Araki’s art cheers me up. Quite often, it turns me on. It is delightful, sad, truthful, and its playfulness is a great antidote to self-pity. It is an injunction to make more of the things in life matter; love of life and its complexity most of all in the knowledge that one day it will all end. The shutter stops time, but only for a moment.
Different subject matter from Nobuyoshi Araki.
Nobuyoshi Araki, contemporary Japanese photographer who represented the way of Japanese Erotic photography. Araki’s images there is a sense of something ‘else’ transmitting an arresting and ominous quality behind even the most conventional of Japanese fetish. His images of flowers and women, in particular, are darkly erotic; he presents a perverse vision of beauty with a scent of contradiction in society. His works all about movement and restlessness, even though he returns again and again to the same fixations.

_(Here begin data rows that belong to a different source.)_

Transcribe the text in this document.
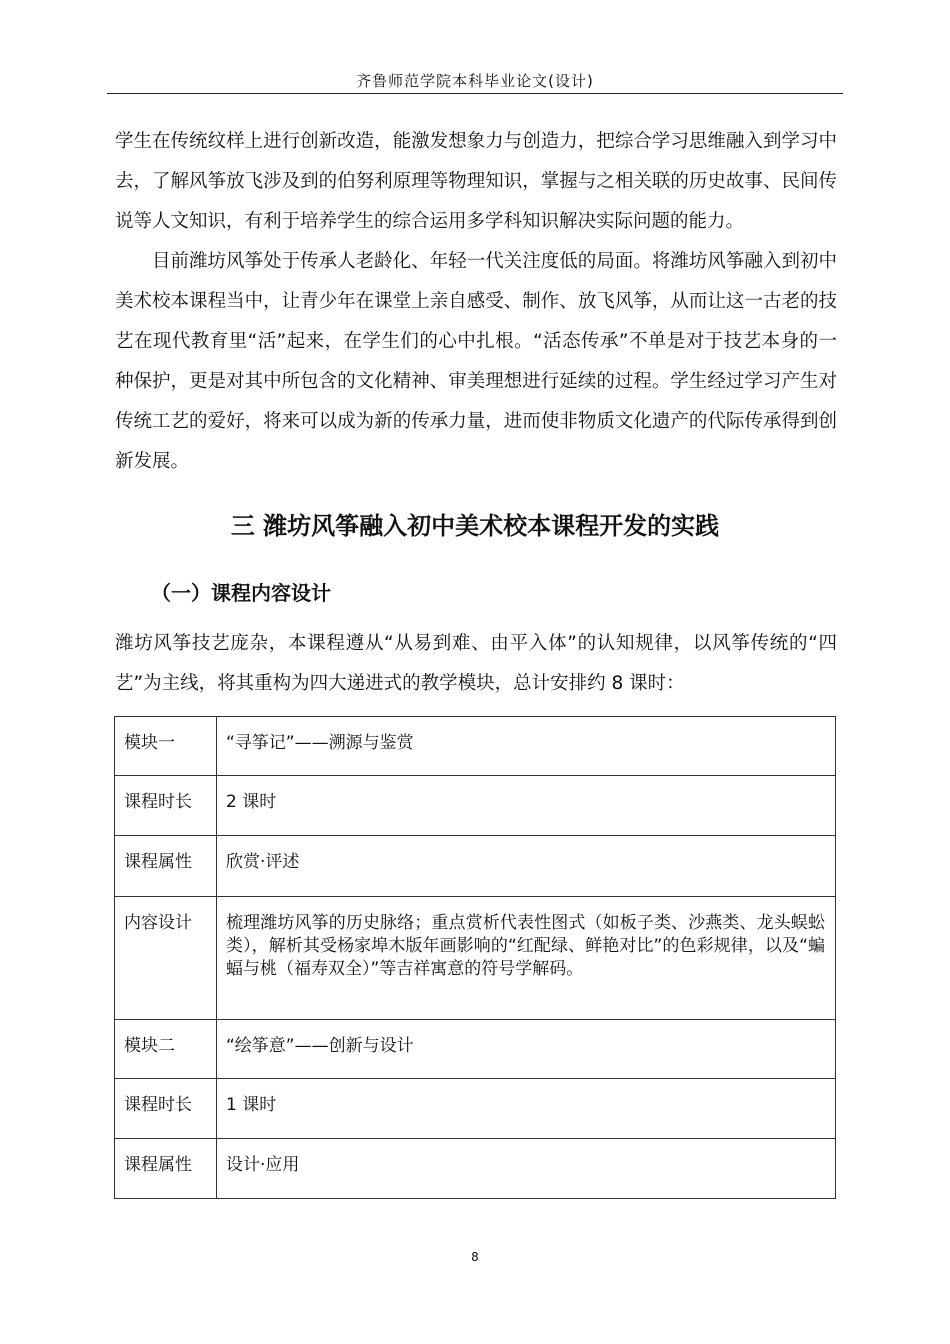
齐鲁师范学院本科毕业论文(设计)

学生在传统纹样上进行创新改造，能激发想象力与创造力，把综合学习思维融入到学习中去，了解风筝放飞涉及到的伯努利原理等物理知识，掌握与之相关联的历史故事、民间传说等人文知识，有利于培养学生的综合运用多学科知识解决实际问题的能力。

目前潍坊风筝处于传承人老龄化、年轻一代关注度低的局面。将潍坊风筝融入到初中美术校本课程当中，让青少年在课堂上亲自感受、制作、放飞风筝，从而让这一古老的技艺在现代教育里“活”起来，在学生们的心中扎根。“活态传承”不单是对于技艺本身的一种保护，更是对其中所包含的文化精神、审美理想进行延续的过程。学生经过学习产生对传统工艺的爱好，将来可以成为新的传承力量，进而使非物质文化遗产的代际传承得到创新发展。

三 潍坊风筝融入初中美术校本课程开发的实践
（一）课程内容设计

潍坊风筝技艺庞杂，本课程遵从“从易到难、由平入体”的认知规律，以风筝传统的“四艺”为主线，将其重构为四大递进式的教学模块，总计安排约 8 课时：

模块一	“寻筝记”——溯源与鉴赏
课程时长	2 课时
课程属性	欣赏·评述
内容设计	梳理潍坊风筝的历史脉络；重点赏析代表性图式（如板子类、沙燕类、龙头蜈蚣类），解析其受杨家埠木版年画影响的“红配绿、鲜艳对比”的色彩规律，以及“蝙蝠与桃（福寿双全）”等吉祥寓意的符号学解码。
模块二	“绘筝意”——创新与设计
课程时长	1 课时
课程属性	设计·应用
8
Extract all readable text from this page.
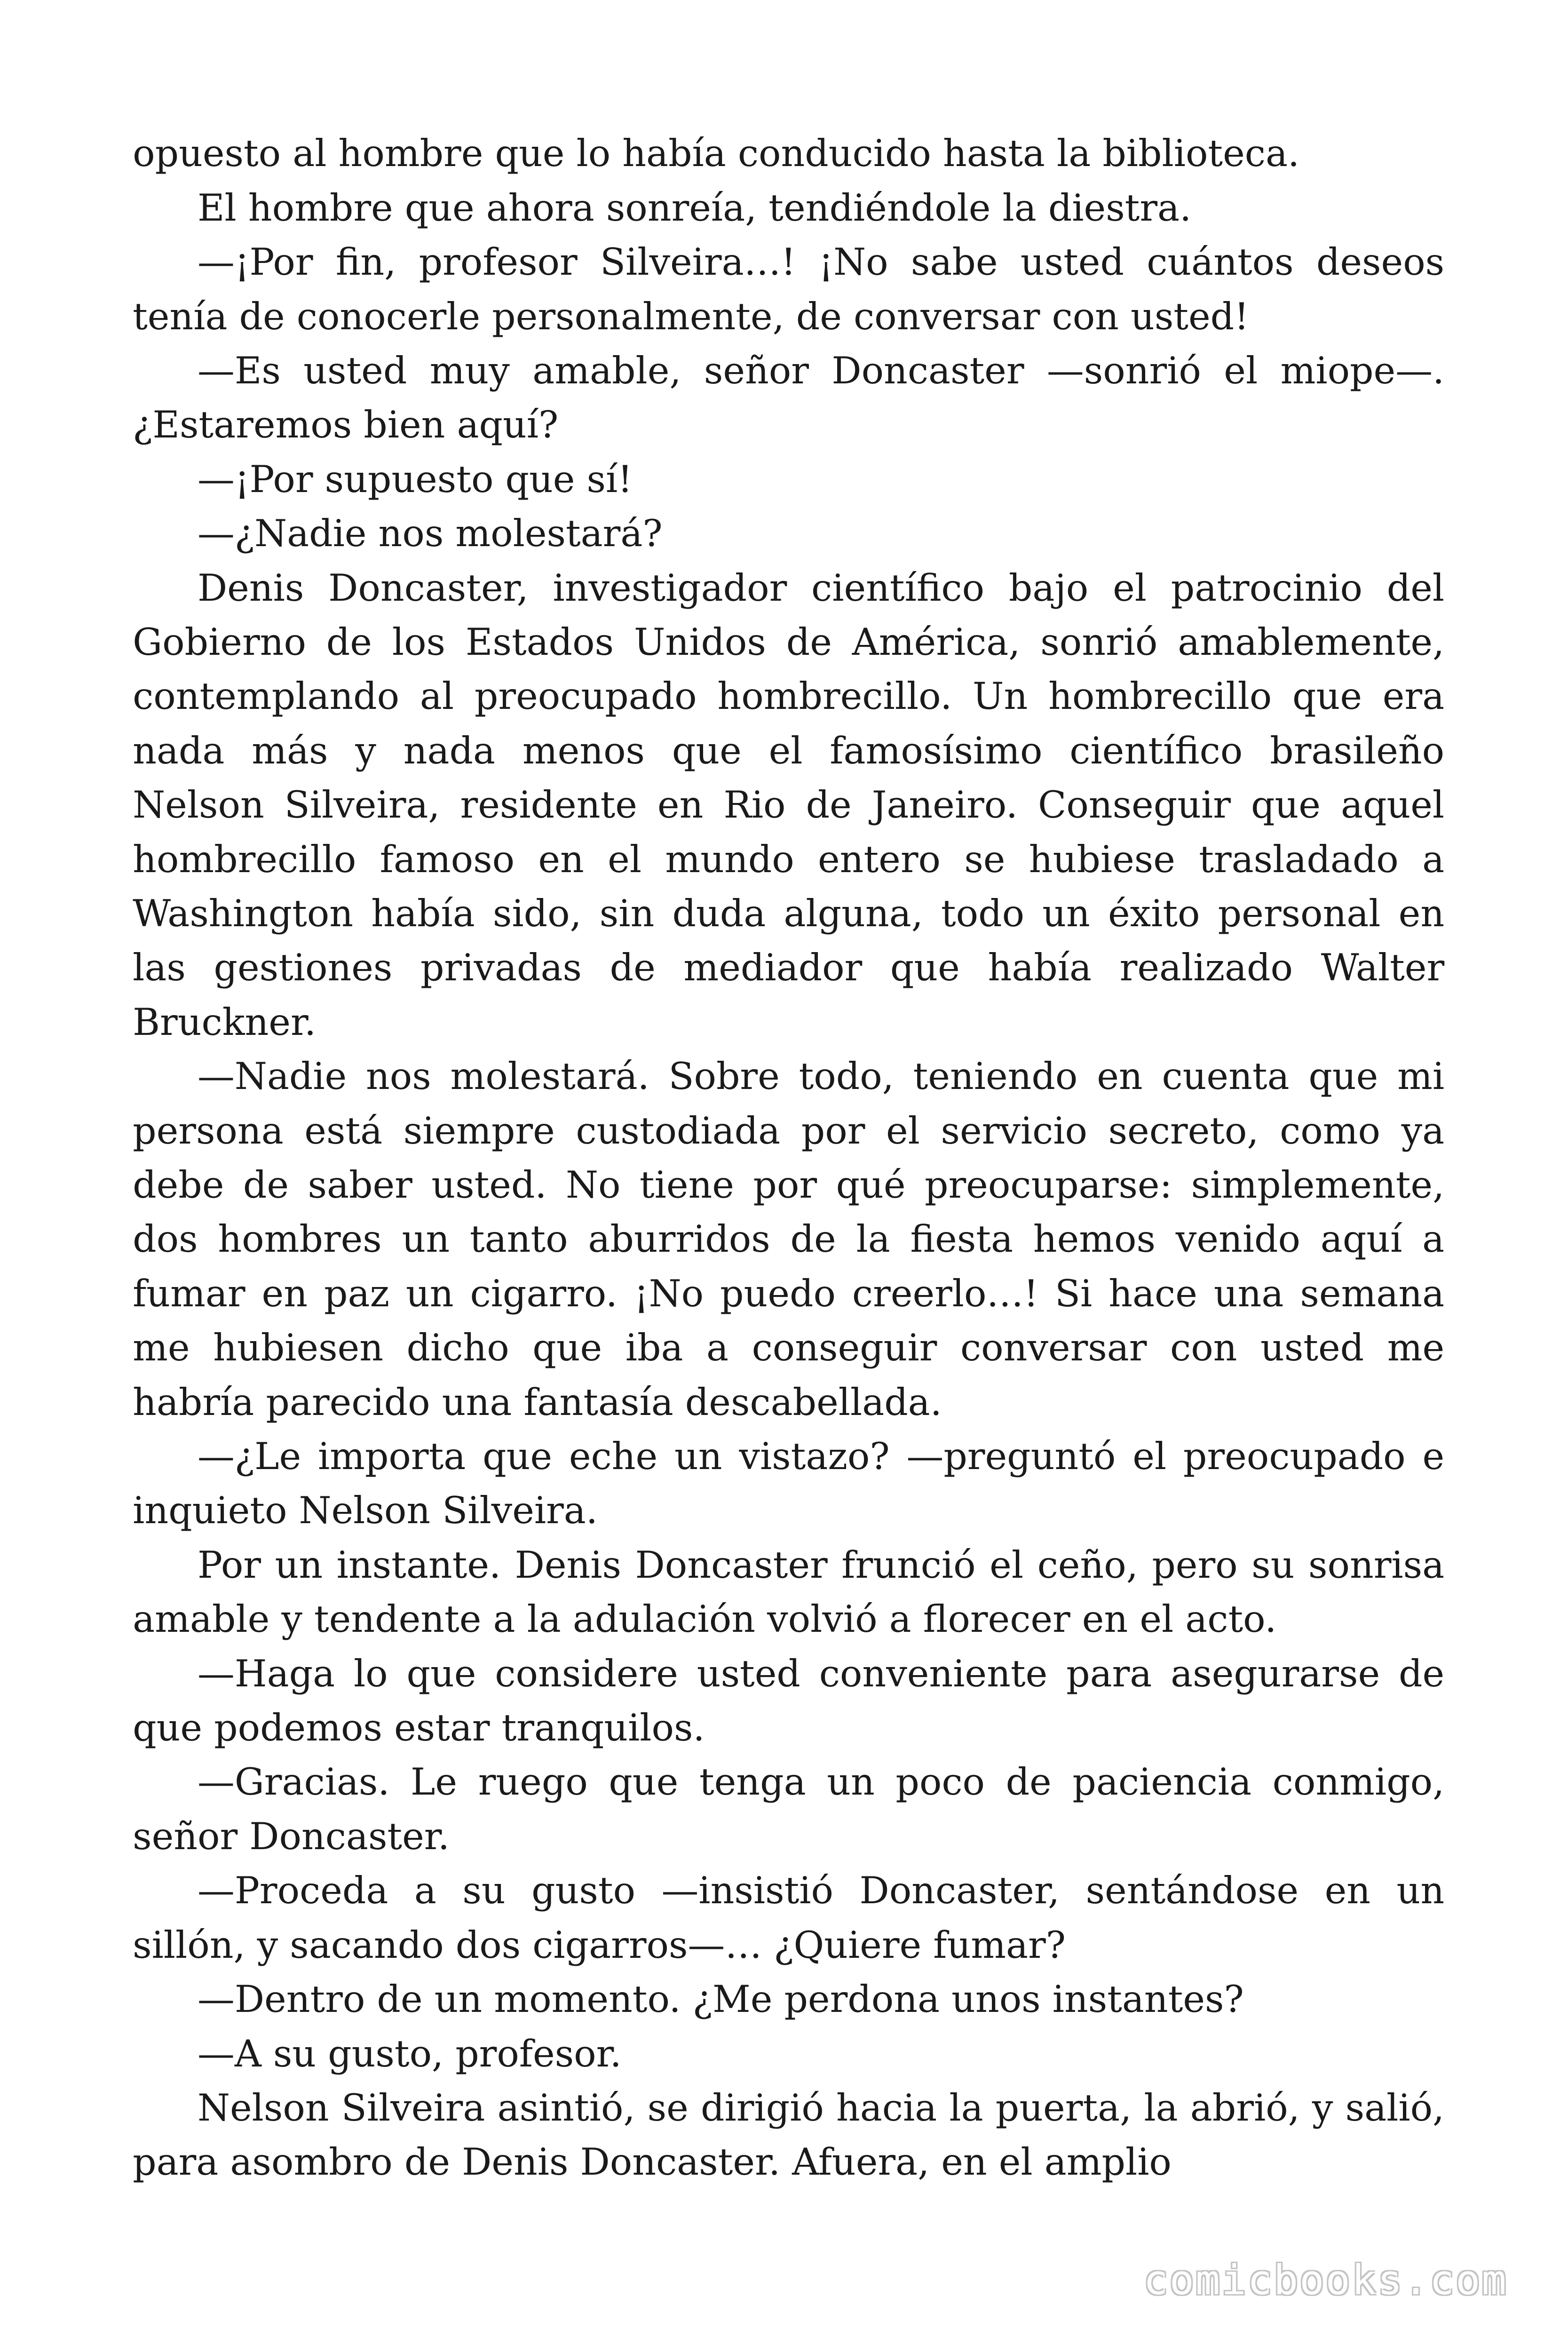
opuesto al hombre que lo había conducido hasta la biblioteca.

El hombre que ahora sonreía, tendiéndole la diestra.

—¡Por fin, profesor Silveira…! ¡No sabe usted cuántos deseos tenía de conocerle personalmente, de conversar con usted!

—Es usted muy amable, señor Doncaster —sonrió el miope—. ¿Estaremos bien aquí?

—¡Por supuesto que sí!

—¿Nadie nos molestará?

Denis Doncaster, investigador científico bajo el patrocinio del Gobierno de los Estados Unidos de América, sonrió amablemente, contemplando al preocupado hombrecillo. Un hombrecillo que era nada más y nada menos que el famosísimo científico brasileño Nelson Silveira, residente en Rio de Janeiro. Conseguir que aquel hombrecillo famoso en el mundo entero se hubiese trasladado a Washington había sido, sin duda alguna, todo un éxito personal en las gestiones privadas de mediador que había realizado Walter Bruckner.

—Nadie nos molestará. Sobre todo, teniendo en cuenta que mi persona está siempre custodiada por el servicio secreto, como ya debe de saber usted. No tiene por qué preocuparse: simplemente, dos hombres un tanto aburridos de la fiesta hemos venido aquí a fumar en paz un cigarro. ¡No puedo creerlo…! Si hace una semana me hubiesen dicho que iba a conseguir conversar con usted me habría parecido una fantasía descabellada.

—¿Le importa que eche un vistazo? —preguntó el preocupado e inquieto Nelson Silveira.

Por un instante. Denis Doncaster frunció el ceño, pero su sonrisa amable y tendente a la adulación volvió a florecer en el acto.

—Haga lo que considere usted conveniente para asegurarse de que podemos estar tranquilos.

—Gracias. Le ruego que tenga un poco de paciencia conmigo, señor Doncaster.

—Proceda a su gusto —insistió Doncaster, sentándose en un sillón, y sacando dos cigarros—… ¿Quiere fumar?

—Dentro de un momento. ¿Me perdona unos instantes?

—A su gusto, profesor.

Nelson Silveira asintió, se dirigió hacia la puerta, la abrió, y salió, para asombro de Denis Doncaster. Afuera, en el amplio

comicbooks.com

Araki connects love and feeling through photographs. His photography explores the relationship between life, death and sexuality. He photographs especially of women. The way he approaches women is very different from others. He prefer to photographs prostitute rather than models, I think because he wants to make something raw and presents reality.
For me, Araki is utterly beyond the pale especially depictions of women : women in Kimonos bound and suspended in bondage, women’s bodies smeared with what appears to be blood (in fact, it is paint), women masturbating, women with lipstick and cigarettes, women with Araki’s bestiary of plastic dinosaurs and lizards. If he shoots model, his photos will not be raw and natural like his own photos. He has the same style as other photographers but he photographs different subjects create different meanings and their meaning of prostitutes symbolizes all the charming and essential sides of life.
Even the photos of his wife that he has taken, all of them have lots of meaning between relationship, sex and death. He has one collection about his wife, Yoko. It was about photos of her death when they went to travel together. And every time when Araki taken her photos, it’s like he knew as if she was gradually dying from uterus cancer. I think it was not only about capturing the image of a woman but also the portrait of a relationship.
He said “Maybe I only had a relationship with her as a photographer, not as a partner. If I hadn’t documented her death, both the description of my state of mind and my declaration of love would have been incomplete. I found consolation in unmasking lust and loss, by staging a bitter confrontation between symbols. After Yoko’s death, I didn’t want to photograph anything but life – honestly. Yet every time I pressed button, I ended up close to death, because to photograph is to stop time.” He went on. “Photography is like a murder for me and Yoko’s”.
Araki has escaped real persecution by tethering the limits of what is tolerated, stretching without breaking the rules, and playing the rebel without constituting a serious threat. If Araki didn’t exist, the system would have had to invent him. Araki has said “Women always go home ‘happy’ after I take their picture. I truss them up or shave them. Ha ha ha. Then I get love letters, saying, ‘It was a happy day for me’.”
Araki has lots of exhibitions in his works. I have seen one of his exhibitions last year in Thailand. His works was relating to what artists look through Thailand. He had taken photos with Thai prostitutes. That makes me love his work completely. He never gets away from his strong identity even he has been to Thailand! And his images made me stop and look at their images for a little longer in the exhibition.
Araki’s art cheers me up. Quite often, it turns me on. It is delightful, sad, truthful, and its playfulness is a great antidote to self-pity. It is an injunction to make more of the things in life matter; love of life and its complexity most of all in the knowledge that one day it will all end. The shutter stops time, but only for a moment.